As of Saturday, I am an applicant for GWU's MA in Ed and HD School Counseling program.

Oh dear god.

I am supposed to hear back within four to six weeks, but I have no idea if that time frame is for the interview or the final admissions decision. I'll just assume that six weeks from now I'll be really really sad. Now I'm prepared.

I'm so excited about the idea of grad school, and yet clicking "submit" on the application didn't feel the way I thought it would. The application was this giant deadline looming over me, but there wasn't any real relief or sense of accomplishment after. (Actually, Keri and I finished season three of Lost the next day, and I felt far more accomplished then. Also, wtf Lost? But let's not discuss that here, largely because I am only halfway through the series.) I suppose things haven't sank in yet.

So, yeah. That's the big update. Sometime within the next two months I'll hear some potentially life-changing news. In the meantime, I'm thinking of back up plans for both employment and school. That should help me with my serious case of to-do list withdrawal.

Wednesday, August 4, 2010

On track?

I have returned from vacation with two cases of wine, a nasty sunburn on my legs, and a renewed sense of hope for my current to-do list.
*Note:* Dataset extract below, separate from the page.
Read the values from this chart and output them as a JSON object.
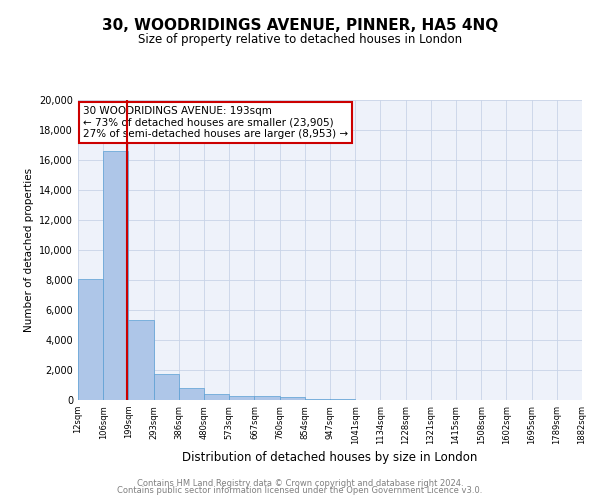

In reality, not all that much was accomplished was over the past five days. However, my roommate's invaluable advice to write a draft of my personal statement while tipsy helped me view the graduate school application as far more manageable. Even though I knew exactly what I wanted to say in the personal statement, I had a huge mental block about getting started. A huge mental block that can be permeated by wine. Turns out it's very easy to write 500 words about yourself. Who knew? So now all I have to do is edit the personal statement and resume, submit the application, and relearn algebra for the GREs. Okay, that last part may be a bit challenging... the test is in 2.5 weeks. It completely snuck up on me. But I have a couple of weekends of solid studying ahead of me, so I think I can manage.

Please don't ask about the running goal... I took a day off intentionally last week after a miserable calf-seizing episode, and this vacation threw me off for the rest of it. I'm starting to think I would be better off running a 10k for my first big event, and saving a half marathon for when I have more time to prepare and more experience. Is that a cop out? I really can't decide. On one hand, the whole point of doing the half marathon was so I would stick to an exercise routine, get in shape, have more energy, and accomplish something. Wouldn't a 10k serve the same purpose? On the other hand, I would be completely wimping out. And street cred is a very important thing on the mean streets of Squirrel Hill.